Summarising his own career, and quite properly attacking conceptual
sculpture - "conceptual art rehashes triviality itself" - and rubbish
sculpture, the Norwegian artist Knut Steen titled his autobiographical
essay From Garbage to Marble, and identified himself as an apostate
garbage collector turned marble carver and bronze modeller.
"Garbage collector" because of his frist job on leaving school was to drive a horse and cart for the Oslo Public Cleansing Department.
Then, unfit for military service (this astonishingly powerful stone carver operates on only one lung, the other having long since succumbed to tuberculosis), he had a wartime job as a porter in the Oslo Accident Hospital.

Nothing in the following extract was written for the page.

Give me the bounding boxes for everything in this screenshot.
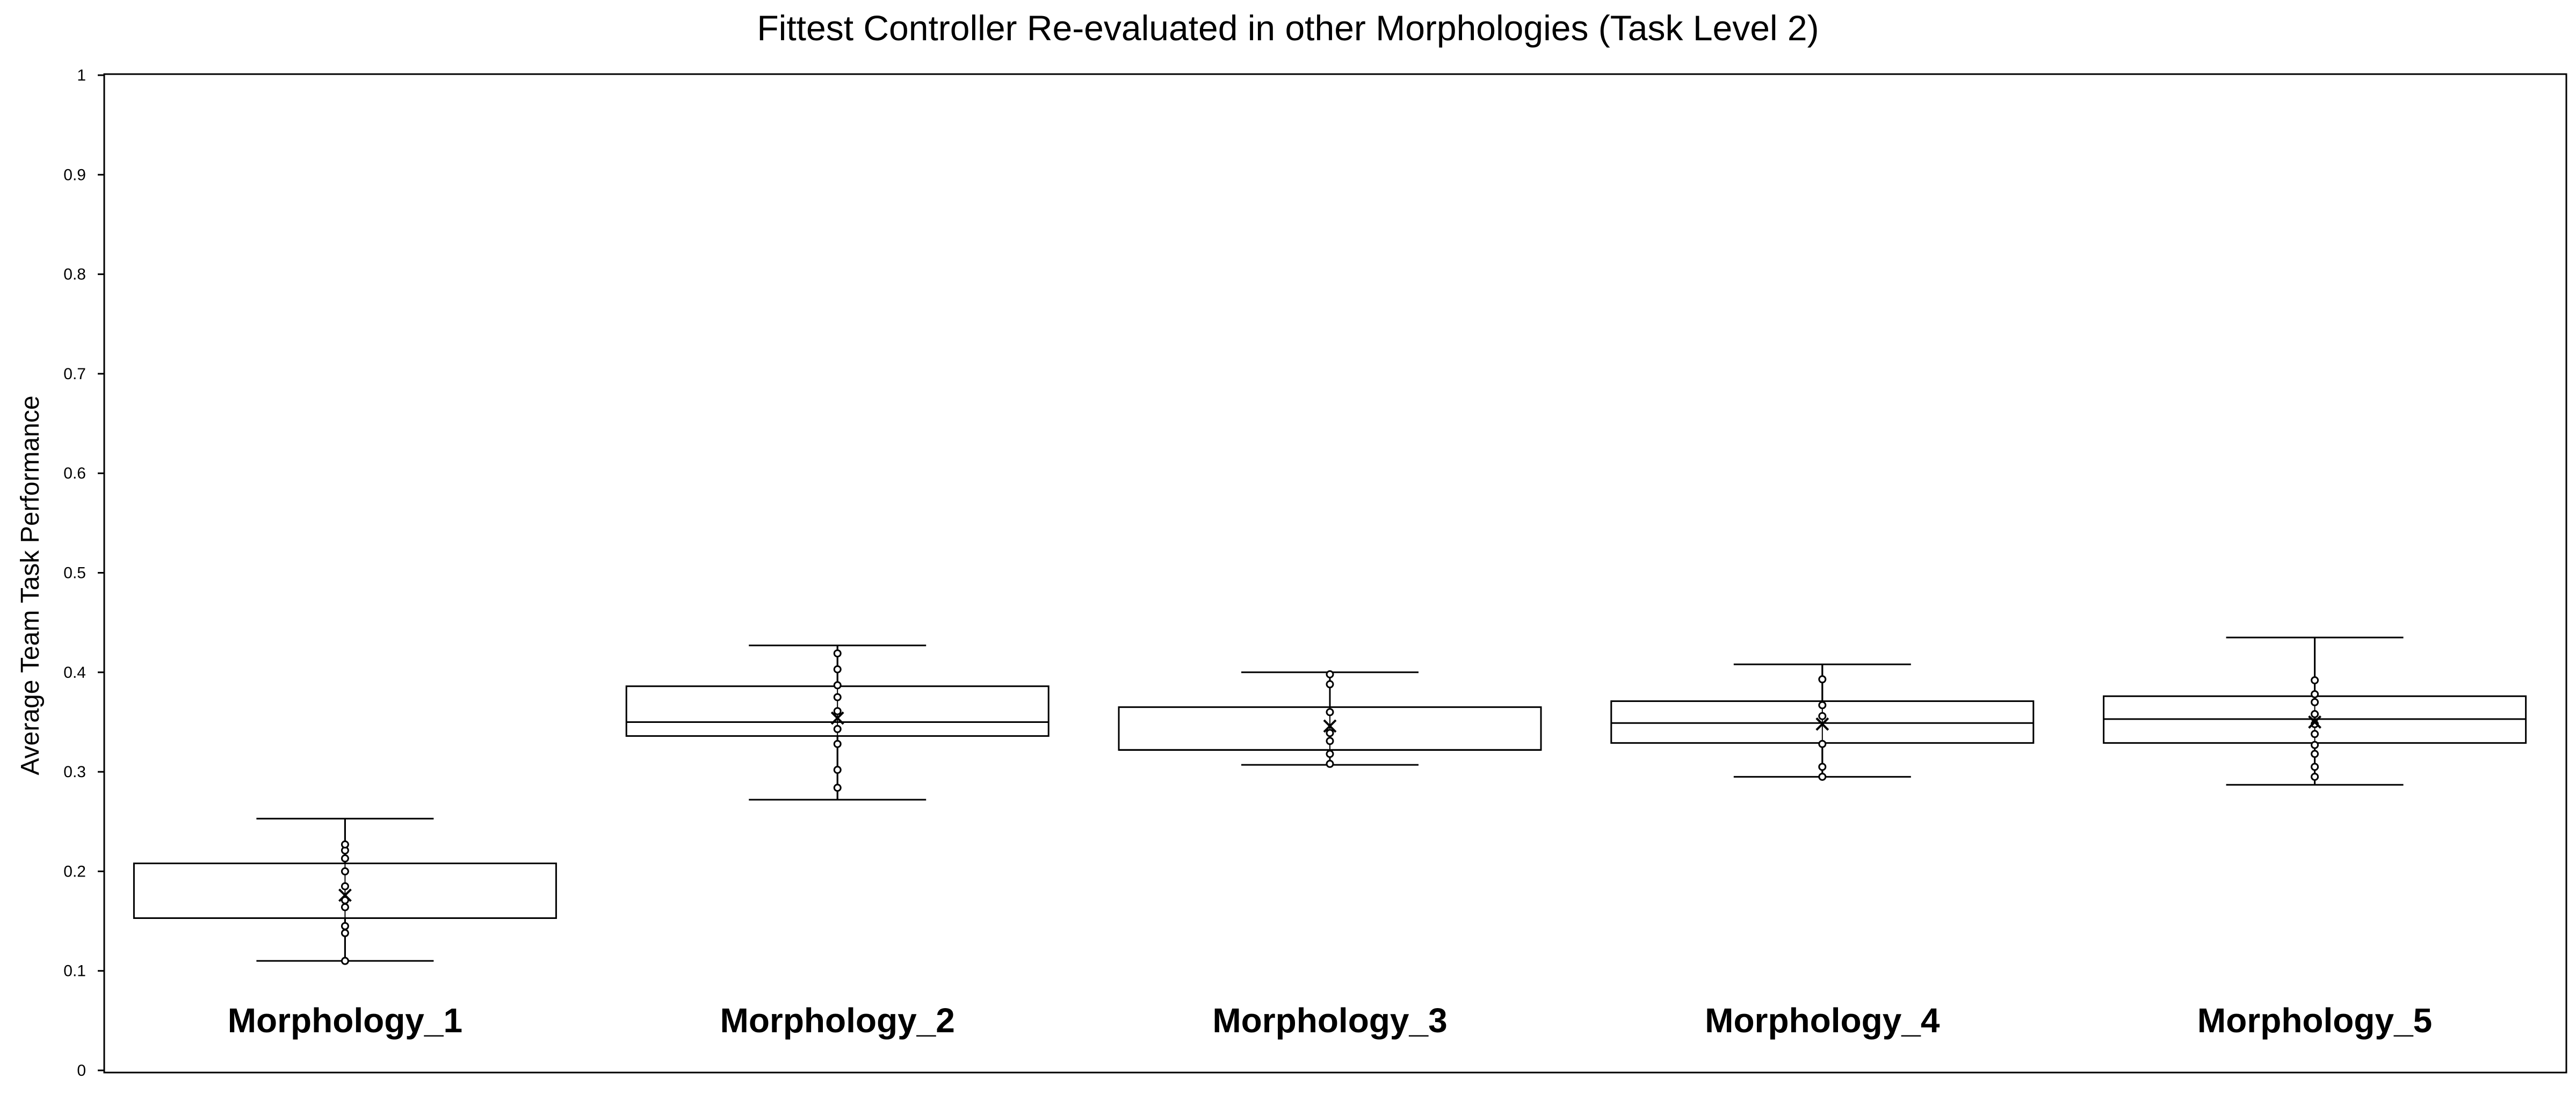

For all that, as he pointed out in his essay "the artist exist outside the world of art" and the inevitable happened. As soon as he was free, he began to sculpt, to draw and to make prints - more often than not concerned with the human form, though in such work as the fountain recently set up at the Sheraton Hotel at Sandvika, he relies on stylised leaf and shell forms.
He chooses his marble, his chief medium, as much for the colour and veining as for texture; and this he then works often to a near-transparent thickness which makes the stone seem to breathe, and gives it a lightness which makes it appear likely to blow away in a light breeze. Like Brancusi (to my view th God of sculpture as was Rembrandt the God of Western painting), Steen believes, and exeemplifies that belief in his best work, "that carving is the true way of sculpture".